Stanford University Professor of Medicine Christopher Gardner calls the NDSR “the ultimate tool for nutrition researchers.”
“So many researchers use NDSR because it’s linked to a comprehensive food database — and the program is really easy to use too,” says NCC director and SPH Professor Lisa Harnack.
Promptly Remembered
In a lot of nutrition studies, a study participant describes to a researcher what they ate through a process known as “food recall.” Researchers then use this data to study everything from calorie intake to nutrient consumption.
But food recall research can be tricky — often people forget what and how much they ate. So NDSR intelligently guides interviewers while they ask dietary recall questions, prompting them to gather more information based on a study participant’s answers. For example, a participant may be asked what they ate for breakfast. If they respond that they had toast and peanut butter, the program will prompt the interviewer to further investigate the exact type of bread and peanut butter (regular or reduced-fat? 1 tablespoon or two?).
“People think that they can describe what they eat accurately, but the prompts factor in the forgetfulness of human nature,” says Gardner. “It can even anticipate the condiments people would typically eat with certain foods.”
Gardner used the NDSR for a recent NIH weight loss study of 609 participants and says it helps his research be more accurate and credible.
“It raises the validity of my research,” says Gardner. “Any reviewer familiar with the challenges of diet assessment knows I’m choosing the gold standard if I use NDSR.”
Based on Accurate Data
Any software is only as good as the data that drives it and the strength of the NDSR comes from its Food & Nutrient Database. This database feeds the NDSR software with information for approximately 18,000 foods. The database is also often licensed to software developers and researchers for variety of purposes, such as supporting diet and nutrition smartphone apps.
The strength of the database is found in how completely it accounts for the nutrients contained in foods. Each food in the system has up to 165 nutrients listed, compare that to the 10 nutrients found on an average food label.
The database is so comprehensive and accurate because it’s kept current through weekly updates by a team of scientists who carefully gather and scrutinize nutrition data.

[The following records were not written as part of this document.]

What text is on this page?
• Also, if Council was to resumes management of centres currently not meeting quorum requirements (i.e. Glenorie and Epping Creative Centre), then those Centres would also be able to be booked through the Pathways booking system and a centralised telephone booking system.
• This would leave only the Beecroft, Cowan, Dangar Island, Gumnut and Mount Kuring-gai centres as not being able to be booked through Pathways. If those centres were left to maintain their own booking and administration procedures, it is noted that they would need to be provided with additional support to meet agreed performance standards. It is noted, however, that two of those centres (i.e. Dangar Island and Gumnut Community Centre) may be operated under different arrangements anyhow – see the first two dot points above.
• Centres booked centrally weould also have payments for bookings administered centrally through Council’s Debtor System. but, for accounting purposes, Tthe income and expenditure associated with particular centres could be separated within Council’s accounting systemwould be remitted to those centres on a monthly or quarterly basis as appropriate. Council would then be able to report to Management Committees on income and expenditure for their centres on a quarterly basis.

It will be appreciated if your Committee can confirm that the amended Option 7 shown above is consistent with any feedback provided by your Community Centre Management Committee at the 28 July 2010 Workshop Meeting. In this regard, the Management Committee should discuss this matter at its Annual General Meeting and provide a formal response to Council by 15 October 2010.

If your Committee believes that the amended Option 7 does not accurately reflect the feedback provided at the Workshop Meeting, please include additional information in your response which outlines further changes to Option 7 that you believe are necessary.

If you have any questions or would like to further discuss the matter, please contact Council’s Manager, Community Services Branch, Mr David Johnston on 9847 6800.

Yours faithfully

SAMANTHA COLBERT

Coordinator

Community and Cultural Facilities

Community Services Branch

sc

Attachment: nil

“The food market is always changing. We check product manufacturer websites or actually go to the supermarket and pull the info right from the box or label,” says Harnack. To gather complete nutrition information, Harnack and her team even pull detailed information from ingredient lists. “That’s where our database is different,” says Harnack. “Other databases just take information from the nutrition label and the rest of the nutrients are missing. We take all of the ingredients listed and figure out all 165 nutrients in the product.”
Good Service
Sometimes, researchers want not only the benefits of using the NDSR and its database, but also the NCC’s expertise in conducting nutrition studies. In those instances, the center offers a service to conduct the food recall research on behalf of institutions.
Eric Rimm, a professor of epidemiology and nutrition from Harvard, recently used this service to validate a 25-year-old food frequency questionnaire produced by his school. Rimm was interested in comparing the quality of the questionnaire’s data to that gathered by the NCC using NDSR.
“We knew the NCC would give very good quality data and to do the study [at Harvard] would’ve taken a lot longer and have been much more expensive,” says Rimm. “Minnesota’s Nutrition Coordinating Center was the first place we went to because of its reputation — it was our number one choice.”